People who are interested in Esperanza Spalding Kenny Garrett Robert Glasper should consider this download.


Details:
Things you won’t hear on Memoirs Between Brothers, the refreshing debut album from rising D.C. jazz stars the Jolley Brothers: covers of jazz standards; humorous quoting from famous bebop melodies; and tunes with that old, satisfying hard-bop swing.
What you’ll find instead is a collection of 10 original pieces, nine composed by brothers Nate and Noble Jolley and one by their father, all rooted in jazz’s fundamentals but with various degrees of separation from the bop tradition. As the brothers state in the liner notes, this record was conceived as a way to look back at their first 24 years of life together while paying tribute to their late father, a guitarist who endowed them with a love of music. But it’s ultimately a statement about the need to innovate, to find new meaning in the traditions of the past by seizing and building on what’s valuable in the contemporary.
“Wish I could walk alone with you, / Wish I could talk alone with you, / But this lonely road will take you if you don’t take control,” sings the strong and buoyant vocalist Christie Dashiell on “Thank You for the Music,” a song Nate wrote for his father. It’s a perfect summation of the album’s doggedly progressive philosophy.

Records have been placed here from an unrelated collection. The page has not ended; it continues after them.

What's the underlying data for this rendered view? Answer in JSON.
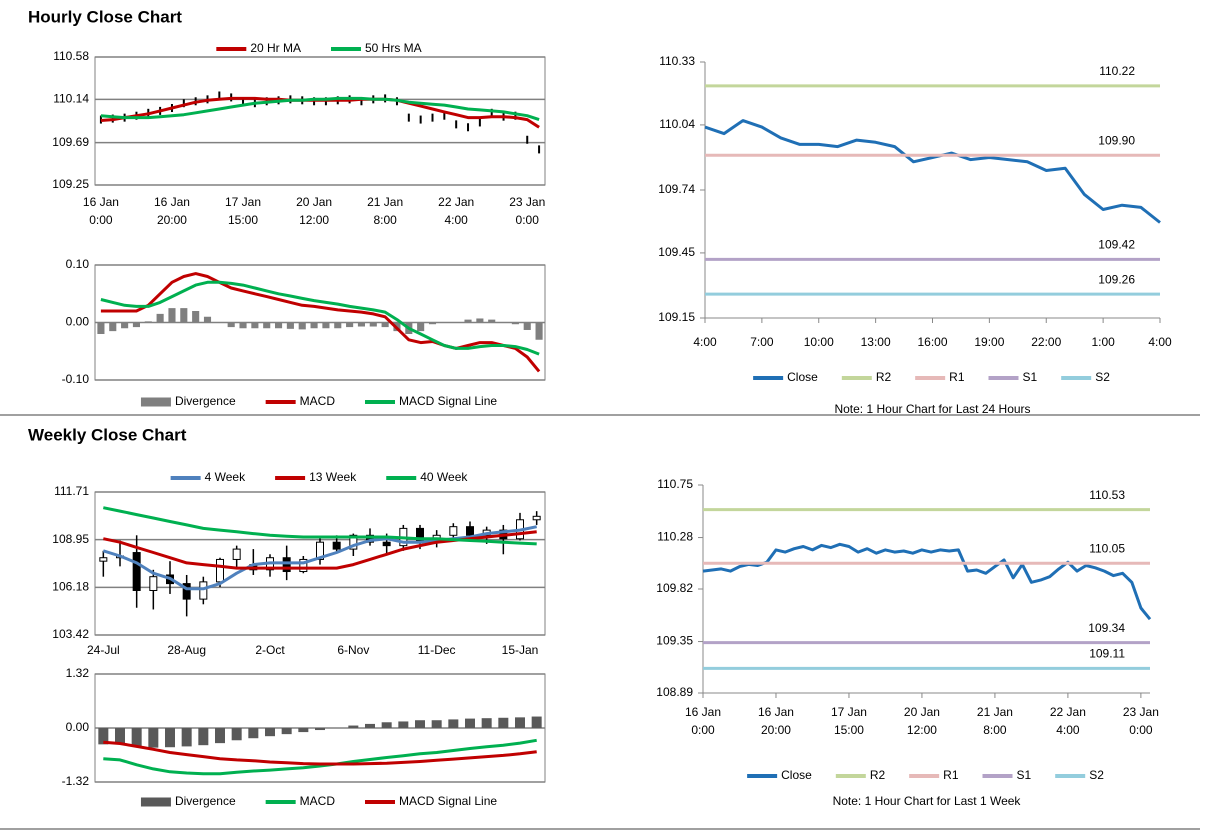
{
  "sections": [
    {
      "title": "Hourly Close Chart"
    },
    {
      "title": "Weekly Close Chart"
    }
  ],
  "chart_data": [
    {
      "type": "price",
      "ylim": [
        109.25,
        110.58
      ],
      "yticks": [
        109.25,
        109.69,
        110.14,
        110.58
      ],
      "grid": true,
      "legend": "top",
      "categories": [
        [
          "16 Jan",
          "0:00"
        ],
        null,
        null,
        null,
        null,
        null,
        [
          "16 Jan",
          "20:00"
        ],
        null,
        null,
        null,
        null,
        null,
        [
          "17 Jan",
          "15:00"
        ],
        null,
        null,
        null,
        null,
        null,
        [
          "20 Jan",
          "12:00"
        ],
        null,
        null,
        null,
        null,
        null,
        [
          "21 Jan",
          "8:00"
        ],
        null,
        null,
        null,
        null,
        null,
        [
          "22 Jan",
          "4:00"
        ],
        null,
        null,
        null,
        null,
        null,
        [
          "23 Jan",
          "0:00"
        ],
        null
      ],
      "values": [
        109.93,
        109.94,
        109.95,
        109.97,
        110.0,
        110.02,
        110.05,
        110.1,
        110.12,
        110.14,
        110.18,
        110.16,
        110.12,
        110.1,
        110.12,
        110.13,
        110.14,
        110.13,
        110.12,
        110.12,
        110.13,
        110.14,
        110.12,
        110.14,
        110.15,
        110.12,
        109.95,
        109.93,
        109.95,
        109.97,
        109.88,
        109.85,
        109.9,
        110.0,
        109.96,
        109.97,
        109.72,
        109.62
      ],
      "series": [
        {
          "name": "20 Hr MA",
          "color": "#c00000",
          "values": [
            109.92,
            109.93,
            109.95,
            109.97,
            109.99,
            110.02,
            110.05,
            110.08,
            110.11,
            110.13,
            110.14,
            110.15,
            110.15,
            110.15,
            110.14,
            110.14,
            110.13,
            110.13,
            110.13,
            110.13,
            110.13,
            110.13,
            110.14,
            110.14,
            110.14,
            110.13,
            110.1,
            110.07,
            110.04,
            110.01,
            109.98,
            109.95,
            109.95,
            109.96,
            109.96,
            109.95,
            109.93,
            109.85
          ]
        },
        {
          "name": "50 Hrs MA",
          "color": "#00b050",
          "values": [
            109.97,
            109.96,
            109.95,
            109.95,
            109.95,
            109.96,
            109.97,
            109.98,
            110.0,
            110.02,
            110.04,
            110.06,
            110.08,
            110.1,
            110.11,
            110.12,
            110.13,
            110.13,
            110.14,
            110.14,
            110.15,
            110.15,
            110.15,
            110.14,
            110.14,
            110.13,
            110.11,
            110.1,
            110.09,
            110.08,
            110.06,
            110.04,
            110.03,
            110.02,
            110.01,
            109.99,
            109.97,
            109.93
          ]
        }
      ]
    },
    {
      "type": "macd",
      "ylim": [
        -0.1,
        0.1
      ],
      "yticks": [
        {
          "value": -0.1,
          "label": "-0.10"
        },
        {
          "value": 0,
          "label": "0.00"
        },
        {
          "value": 0.1,
          "label": "0.10"
        }
      ],
      "grid": true,
      "legend": "bottom",
      "series": [
        {
          "name": "Divergence",
          "color": "#7f7f7f",
          "mark": "bar",
          "values": [
            -0.02,
            -0.015,
            -0.01,
            -0.008,
            0.002,
            0.015,
            0.025,
            0.025,
            0.02,
            0.01,
            0,
            -0.008,
            -0.01,
            -0.01,
            -0.01,
            -0.01,
            -0.011,
            -0.012,
            -0.01,
            -0.01,
            -0.01,
            -0.008,
            -0.007,
            -0.007,
            -0.008,
            -0.015,
            -0.02,
            -0.015,
            -0.003,
            0,
            0,
            0.005,
            0.007,
            0.005,
            0,
            -0.003,
            -0.013,
            -0.03
          ]
        },
        {
          "name": "MACD",
          "color": "#c00000",
          "values": [
            0.02,
            0.02,
            0.02,
            0.02,
            0.03,
            0.05,
            0.07,
            0.08,
            0.085,
            0.08,
            0.07,
            0.06,
            0.055,
            0.05,
            0.045,
            0.04,
            0.035,
            0.03,
            0.028,
            0.025,
            0.022,
            0.02,
            0.018,
            0.015,
            0.01,
            -0.01,
            -0.03,
            -0.035,
            -0.033,
            -0.04,
            -0.045,
            -0.04,
            -0.035,
            -0.035,
            -0.04,
            -0.045,
            -0.06,
            -0.085
          ]
        },
        {
          "name": "MACD Signal Line",
          "color": "#00b050",
          "values": [
            0.04,
            0.035,
            0.03,
            0.028,
            0.028,
            0.035,
            0.045,
            0.055,
            0.065,
            0.07,
            0.07,
            0.068,
            0.065,
            0.06,
            0.055,
            0.05,
            0.046,
            0.042,
            0.038,
            0.035,
            0.032,
            0.028,
            0.025,
            0.022,
            0.018,
            0.005,
            -0.01,
            -0.02,
            -0.03,
            -0.04,
            -0.045,
            -0.045,
            -0.042,
            -0.04,
            -0.04,
            -0.042,
            -0.047,
            -0.055
          ]
        }
      ]
    },
    {
      "type": "pivot",
      "ylim": [
        109.15,
        110.33
      ],
      "yticks": [
        109.15,
        109.45,
        109.74,
        110.04,
        110.33
      ],
      "grid": false,
      "legend": "bottom",
      "note": "Note: 1 Hour Chart for Last 24 Hours",
      "categories": [
        "4:00",
        null,
        null,
        "7:00",
        null,
        null,
        "10:00",
        null,
        null,
        "13:00",
        null,
        null,
        "16:00",
        null,
        null,
        "19:00",
        null,
        null,
        "22:00",
        null,
        null,
        "1:00",
        null,
        null,
        "4:00"
      ],
      "series": [
        {
          "name": "Close",
          "color": "#1f6fb5",
          "values": [
            110.03,
            110.0,
            110.06,
            110.03,
            109.98,
            109.95,
            109.95,
            109.94,
            109.97,
            109.96,
            109.94,
            109.87,
            109.89,
            109.91,
            109.88,
            109.89,
            109.88,
            109.87,
            109.83,
            109.84,
            109.72,
            109.65,
            109.67,
            109.66,
            109.59
          ]
        },
        {
          "name": "R2",
          "color": "#c3d69b",
          "value": 110.22
        },
        {
          "name": "R1",
          "color": "#e6b9b8",
          "value": 109.9,
          "value_label": "109.90"
        },
        {
          "name": "S1",
          "color": "#b3a2c7",
          "value": 109.42
        },
        {
          "name": "S2",
          "color": "#93cddd",
          "value": 109.26
        }
      ]
    },
    {
      "type": "candlestick",
      "ylim": [
        103.42,
        111.71
      ],
      "yticks": [
        103.42,
        106.18,
        108.95,
        111.71
      ],
      "grid": true,
      "legend": "top",
      "categories": [
        "24-Jul",
        null,
        null,
        null,
        null,
        "28-Aug",
        null,
        null,
        null,
        null,
        "2-Oct",
        null,
        null,
        null,
        null,
        "6-Nov",
        null,
        null,
        null,
        null,
        "11-Dec",
        null,
        null,
        null,
        null,
        "15-Jan",
        null
      ],
      "candles": [
        {
          "open": 107.7,
          "high": 108.3,
          "low": 106.8,
          "close": 107.9
        },
        {
          "open": 107.9,
          "high": 108.9,
          "low": 107.4,
          "close": 108.0
        },
        {
          "open": 108.2,
          "high": 109.2,
          "low": 105.0,
          "close": 106.0
        },
        {
          "open": 106.0,
          "high": 107.2,
          "low": 104.9,
          "close": 106.8
        },
        {
          "open": 106.9,
          "high": 107.7,
          "low": 105.8,
          "close": 106.4
        },
        {
          "open": 106.4,
          "high": 106.9,
          "low": 104.5,
          "close": 105.5
        },
        {
          "open": 105.5,
          "high": 106.8,
          "low": 105.2,
          "close": 106.5
        },
        {
          "open": 106.5,
          "high": 107.9,
          "low": 106.2,
          "close": 107.8
        },
        {
          "open": 107.8,
          "high": 108.6,
          "low": 107.3,
          "close": 108.4
        },
        {
          "open": 107.5,
          "high": 108.4,
          "low": 106.9,
          "close": 107.2
        },
        {
          "open": 107.2,
          "high": 108.1,
          "low": 106.8,
          "close": 107.9
        },
        {
          "open": 107.9,
          "high": 108.6,
          "low": 106.6,
          "close": 107.1
        },
        {
          "open": 107.1,
          "high": 108.0,
          "low": 107.0,
          "close": 107.8
        },
        {
          "open": 107.8,
          "high": 109.1,
          "low": 107.5,
          "close": 108.8
        },
        {
          "open": 108.8,
          "high": 109.2,
          "low": 108.2,
          "close": 108.4
        },
        {
          "open": 108.4,
          "high": 109.3,
          "low": 108.0,
          "close": 109.2
        },
        {
          "open": 109.2,
          "high": 109.6,
          "low": 108.6,
          "close": 108.8
        },
        {
          "open": 108.8,
          "high": 109.3,
          "low": 108.1,
          "close": 108.6
        },
        {
          "open": 108.6,
          "high": 109.8,
          "low": 108.3,
          "close": 109.6
        },
        {
          "open": 109.6,
          "high": 109.8,
          "low": 108.4,
          "close": 108.8
        },
        {
          "open": 108.8,
          "high": 109.5,
          "low": 108.5,
          "close": 109.2
        },
        {
          "open": 109.2,
          "high": 109.9,
          "low": 108.9,
          "close": 109.7
        },
        {
          "open": 109.7,
          "high": 110.0,
          "low": 108.9,
          "close": 109.2
        },
        {
          "open": 109.2,
          "high": 109.7,
          "low": 108.7,
          "close": 109.5
        },
        {
          "open": 109.5,
          "high": 109.8,
          "low": 108.1,
          "close": 109.0
        },
        {
          "open": 109.0,
          "high": 110.5,
          "low": 108.9,
          "close": 110.1
        },
        {
          "open": 110.1,
          "high": 110.6,
          "low": 109.8,
          "close": 110.3
        }
      ],
      "series": [
        {
          "name": "4 Week",
          "color": "#4f81bd",
          "values": [
            108.3,
            108.0,
            107.6,
            107.0,
            106.7,
            106.1,
            106.1,
            106.4,
            107.0,
            107.5,
            107.6,
            107.6,
            107.6,
            107.9,
            108.2,
            108.6,
            108.9,
            109.0,
            108.8,
            108.8,
            108.9,
            109.0,
            109.1,
            109.3,
            109.4,
            109.5,
            109.7
          ]
        },
        {
          "name": "13 Week",
          "color": "#c00000",
          "values": [
            109.0,
            108.8,
            108.5,
            108.2,
            107.9,
            107.6,
            107.5,
            107.4,
            107.3,
            107.3,
            107.3,
            107.3,
            107.3,
            107.3,
            107.3,
            107.5,
            107.8,
            108.1,
            108.4,
            108.6,
            108.8,
            108.9,
            109.0,
            109.1,
            109.2,
            109.3,
            109.4
          ]
        },
        {
          "name": "40 Week",
          "color": "#00b050",
          "values": [
            110.8,
            110.6,
            110.4,
            110.2,
            110.0,
            109.8,
            109.6,
            109.5,
            109.4,
            109.3,
            109.2,
            109.15,
            109.1,
            109.1,
            109.1,
            109.1,
            109.1,
            109.1,
            109.05,
            109.0,
            109.0,
            108.95,
            108.9,
            108.85,
            108.8,
            108.75,
            108.7
          ]
        }
      ]
    },
    {
      "type": "macd",
      "ylim": [
        -1.32,
        1.32
      ],
      "yticks": [
        {
          "value": -1.32,
          "label": "-1.32"
        },
        {
          "value": 0,
          "label": "0.00"
        },
        1.32
      ],
      "grid": true,
      "legend": "bottom",
      "series": [
        {
          "name": "Divergence",
          "color": "#595959",
          "mark": "bar",
          "values": [
            -0.4,
            -0.4,
            -0.45,
            -0.48,
            -0.47,
            -0.45,
            -0.42,
            -0.37,
            -0.3,
            -0.25,
            -0.2,
            -0.15,
            -0.1,
            -0.05,
            0,
            0.06,
            0.1,
            0.14,
            0.16,
            0.19,
            0.19,
            0.21,
            0.23,
            0.24,
            0.25,
            0.26,
            0.28
          ]
        },
        {
          "name": "MACD",
          "color": "#00b050",
          "values": [
            -0.75,
            -0.78,
            -0.9,
            -1.0,
            -1.07,
            -1.1,
            -1.12,
            -1.12,
            -1.08,
            -1.05,
            -1.03,
            -1.0,
            -0.97,
            -0.93,
            -0.88,
            -0.82,
            -0.77,
            -0.72,
            -0.68,
            -0.63,
            -0.6,
            -0.55,
            -0.5,
            -0.46,
            -0.42,
            -0.37,
            -0.3
          ]
        },
        {
          "name": "MACD Signal Line",
          "color": "#c00000",
          "values": [
            -0.35,
            -0.38,
            -0.45,
            -0.52,
            -0.6,
            -0.65,
            -0.7,
            -0.75,
            -0.78,
            -0.8,
            -0.83,
            -0.85,
            -0.87,
            -0.88,
            -0.88,
            -0.88,
            -0.87,
            -0.86,
            -0.84,
            -0.82,
            -0.79,
            -0.76,
            -0.73,
            -0.7,
            -0.67,
            -0.63,
            -0.58
          ]
        }
      ]
    },
    {
      "type": "pivot",
      "ylim": [
        108.89,
        110.75
      ],
      "yticks": [
        108.89,
        109.35,
        109.82,
        110.28,
        110.75
      ],
      "grid": false,
      "legend": "bottom",
      "note": "Note: 1 Hour Chart for Last 1 Week",
      "categories": [
        [
          "16 Jan",
          "0:00"
        ],
        null,
        null,
        null,
        null,
        null,
        null,
        null,
        [
          "16 Jan",
          "20:00"
        ],
        null,
        null,
        null,
        null,
        null,
        null,
        null,
        [
          "17 Jan",
          "15:00"
        ],
        null,
        null,
        null,
        null,
        null,
        null,
        null,
        [
          "20 Jan",
          "12:00"
        ],
        null,
        null,
        null,
        null,
        null,
        null,
        null,
        [
          "21 Jan",
          "8:00"
        ],
        null,
        null,
        null,
        null,
        null,
        null,
        null,
        [
          "22 Jan",
          "4:00"
        ],
        null,
        null,
        null,
        null,
        null,
        null,
        null,
        [
          "23 Jan",
          "0:00"
        ],
        null
      ],
      "series": [
        {
          "name": "Close",
          "color": "#1f6fb5",
          "values": [
            109.98,
            109.99,
            110.0,
            109.98,
            110.02,
            110.04,
            110.03,
            110.06,
            110.17,
            110.15,
            110.18,
            110.2,
            110.17,
            110.21,
            110.19,
            110.22,
            110.2,
            110.15,
            110.18,
            110.14,
            110.17,
            110.15,
            110.16,
            110.14,
            110.17,
            110.15,
            110.17,
            110.16,
            110.17,
            109.98,
            109.99,
            109.96,
            110.02,
            110.08,
            109.92,
            110.04,
            109.88,
            109.9,
            109.93,
            110.0,
            110.06,
            109.98,
            110.03,
            110.01,
            109.98,
            109.94,
            109.96,
            109.88,
            109.65,
            109.55
          ]
        },
        {
          "name": "R2",
          "color": "#c3d69b",
          "value": 110.53
        },
        {
          "name": "R1",
          "color": "#e6b9b8",
          "value": 110.05
        },
        {
          "name": "S1",
          "color": "#b3a2c7",
          "value": 109.34
        },
        {
          "name": "S2",
          "color": "#93cddd",
          "value": 109.11
        }
      ]
    }
  ]
}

Memoirs’ very format indicates how tied it is to this sensibility. The album starts with some straight-ahead bop on Noble’s “Two-Fold,” then moves ahead with three more acoustic tunes for either trio or quartet.
By the time we reach the middle of the album, the blue notes have been dialed up. Then comes the disc’s centerpiece, “Parisian Fantasy,” whose esoteric 9/4 time signature doesn’t stop Nate from forging on effortlessly with a contemporary groove propelled by simple quarter notes on the snare drum. Noble’s electric keyboard mixes with Jaron Lopez’s heavily reverbed guitar as Tim Green’s soprano saxophone plays a theme that takes its time and rotates around just a couple melodic ideas.

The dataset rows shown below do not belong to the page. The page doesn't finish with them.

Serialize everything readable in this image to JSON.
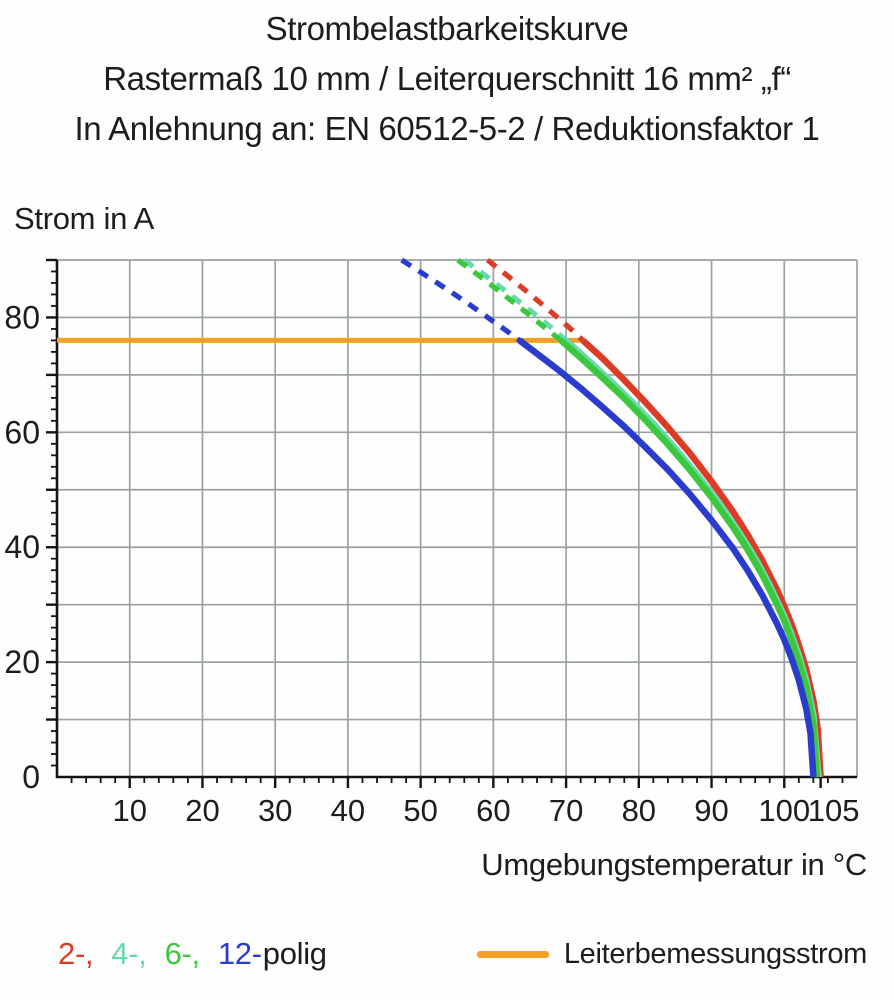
{
  "title": {
    "line1": "Strombelastbarkeitskurve",
    "line2": "Rastermaß 10 mm / Leiterquerschnitt 16 mm² „f“",
    "line3": "In Anlehnung an: EN 60512-5-2 / Reduktionsfaktor 1"
  },
  "colors": {
    "background": "#fefefe",
    "grid": "#9aa3a1",
    "axis": "#141414",
    "text": "#1d1d1b",
    "pole_2": "#de3b26",
    "pole_4": "#68d9ad",
    "pole_6": "#3cc83c",
    "pole_12": "#2a3ccd",
    "rated_current": "#f4a026"
  },
  "legend": {
    "poles": [
      {
        "label": "2-,",
        "color": "#de3b26"
      },
      {
        "label": "4-,",
        "color": "#68d9ad"
      },
      {
        "label": "6-,",
        "color": "#3cc83c"
      },
      {
        "label": "12-",
        "color": "#2a3ccd"
      }
    ],
    "suffix": "polig",
    "rated": {
      "label": "Leiterbemessungsstrom",
      "color": "#f4a026"
    }
  },
  "chart_data": {
    "type": "line",
    "title": "Strombelastbarkeitskurve",
    "xlabel": "Umgebungstemperatur in °C",
    "ylabel": "Strom in A",
    "xlim": [
      0,
      110
    ],
    "ylim": [
      0,
      90
    ],
    "x_gridlines": [
      10,
      20,
      30,
      40,
      50,
      60,
      70,
      80,
      90,
      100,
      110
    ],
    "y_gridlines": [
      10,
      20,
      30,
      40,
      50,
      60,
      70,
      80,
      90
    ],
    "x_tick_labels": [
      10,
      20,
      30,
      40,
      50,
      60,
      70,
      80,
      90,
      100,
      105
    ],
    "y_tick_labels": [
      0,
      20,
      40,
      60,
      80
    ],
    "minor_tick_step": 2,
    "grid": true,
    "legend_position": "bottom",
    "rated_current_A": 76,
    "rated_line": {
      "name": "Leiterbemessungsstrom",
      "color": "#f4a026",
      "points": [
        [
          0,
          76
        ],
        [
          72.3,
          76
        ]
      ]
    },
    "series": [
      {
        "name": "2-polig",
        "color": "#de3b26",
        "max_temperature_C": 105,
        "dashed_points": [
          [
            59.2,
            90
          ],
          [
            62,
            87.2
          ],
          [
            65,
            84.1
          ],
          [
            68,
            80.9
          ],
          [
            71,
            77.6
          ],
          [
            72.3,
            76
          ]
        ],
        "solid_points": [
          [
            72.3,
            76
          ],
          [
            75,
            72.9
          ],
          [
            78,
            69.1
          ],
          [
            81,
            65.1
          ],
          [
            84,
            60.9
          ],
          [
            87,
            56.4
          ],
          [
            90,
            51.5
          ],
          [
            93,
            46.1
          ],
          [
            95,
            42.1
          ],
          [
            97,
            37.6
          ],
          [
            99,
            32.6
          ],
          [
            100,
            29.7
          ],
          [
            101,
            26.6
          ],
          [
            102,
            23.0
          ],
          [
            103,
            18.8
          ],
          [
            104,
            13.3
          ],
          [
            104.6,
            8.4
          ],
          [
            105,
            0
          ]
        ]
      },
      {
        "name": "4-polig",
        "color": "#68d9ad",
        "max_temperature_C": 104.7,
        "dashed_points": [
          [
            56,
            90
          ],
          [
            59,
            87.2
          ],
          [
            62,
            84.3
          ],
          [
            65,
            81.3
          ],
          [
            68,
            78.2
          ],
          [
            70,
            76
          ]
        ],
        "solid_points": [
          [
            70,
            76
          ],
          [
            73,
            72.6
          ],
          [
            76,
            69.1
          ],
          [
            79,
            65.4
          ],
          [
            82,
            61.5
          ],
          [
            85,
            57.2
          ],
          [
            88,
            52.7
          ],
          [
            91,
            47.8
          ],
          [
            94,
            42.2
          ],
          [
            96,
            38.1
          ],
          [
            98,
            33.4
          ],
          [
            100,
            28.0
          ],
          [
            101,
            24.8
          ],
          [
            102,
            21.2
          ],
          [
            103,
            16.8
          ],
          [
            104,
            10.8
          ],
          [
            104.7,
            0
          ]
        ]
      },
      {
        "name": "6-polig",
        "color": "#3cc83c",
        "max_temperature_C": 104.5,
        "dashed_points": [
          [
            55.1,
            90
          ],
          [
            58,
            87.3
          ],
          [
            61,
            84.4
          ],
          [
            64,
            81.4
          ],
          [
            67,
            78.3
          ],
          [
            69.3,
            76
          ]
        ],
        "solid_points": [
          [
            69.3,
            76
          ],
          [
            72,
            73.0
          ],
          [
            75,
            69.5
          ],
          [
            78,
            65.9
          ],
          [
            81,
            62.0
          ],
          [
            84,
            57.9
          ],
          [
            87,
            53.5
          ],
          [
            90,
            48.7
          ],
          [
            93,
            43.4
          ],
          [
            95,
            39.5
          ],
          [
            97,
            35.1
          ],
          [
            99,
            30.0
          ],
          [
            100,
            27.2
          ],
          [
            101,
            23.9
          ],
          [
            102,
            20.2
          ],
          [
            103,
            15.7
          ],
          [
            104,
            9.1
          ],
          [
            104.5,
            0
          ]
        ]
      },
      {
        "name": "12-polig",
        "color": "#2a3ccd",
        "max_temperature_C": 104,
        "dashed_points": [
          [
            47.4,
            90
          ],
          [
            50,
            87.9
          ],
          [
            53,
            85.4
          ],
          [
            56,
            82.9
          ],
          [
            59,
            80.2
          ],
          [
            62,
            77.5
          ],
          [
            63.6,
            76
          ]
        ],
        "solid_points": [
          [
            63.6,
            76
          ],
          [
            66,
            73.7
          ],
          [
            69,
            70.8
          ],
          [
            72,
            67.7
          ],
          [
            75,
            64.4
          ],
          [
            78,
            61.0
          ],
          [
            81,
            57.3
          ],
          [
            84,
            53.5
          ],
          [
            87,
            49.3
          ],
          [
            90,
            44.7
          ],
          [
            93,
            39.7
          ],
          [
            95,
            35.9
          ],
          [
            97,
            31.6
          ],
          [
            99,
            26.7
          ],
          [
            100,
            23.9
          ],
          [
            101,
            20.7
          ],
          [
            102,
            16.9
          ],
          [
            103,
            12.0
          ],
          [
            103.6,
            7.6
          ],
          [
            104,
            0
          ]
        ]
      }
    ]
  }
}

But all this is paired with trenchant solos from Green and Noble, explorations that live in the groove but draw on the bop idiom’s harmonic mirth. (Tellingly, Noble switches from electric to acoustic piano halfway through his solo.) The point being, the album has a foot planted in territory marked with R&B’s trappings, but it retains a boppish core. This holds true throughout the rest of the album, as the Jolley Brothers incorporate vocals, strings and even a harp played by their sister, Rashida – who’s currently in Lady Gaga’s touring band.
With Memoirs, the Jolleys join a rapidly growing cast of musicians who are often crudely swept under the jazz awning but have much broader artistic appetites. Robert Glasper, Stefon Harris, Jason Moran and D.C.’s own Marc Cary are some of the many. They all see the validity of hip-hop and R&B, and recognize that those genres will inevitably provide much of the ink that writes future jazz history.
Another such musician is Ben Williams, the Washington native and Thelonious Monk International Jazz Competition winner who plays acoustic bass on most of the tracks on Memoirs. Williams contributes a few staggeringly melodic solos, but more importantly he sets out a foundation that’s formidable and self-assured. Williams’ wide, earthy tone is the soil from which the Jolley Brothers flourish.
Between Duke Ellington, Dr. Billy Taylor, Shirley Horn and others, there’s plenty of oft-mentioned jazz history wafting through the streets of D.C. But what about Marvin Gaye and Chuck Brown? (For what it’s worth, even Parliament-Funkadelic’s famous Mothership is reputed to have landed in its final resting place somewhere near Silver Spring, Md.) Clearly, this city has a vibrant tradition to uphold across the spectrum of African-American music. And with Memoirs Between Brothers, the Jolley Brothers are doing a fine job of carrying it on.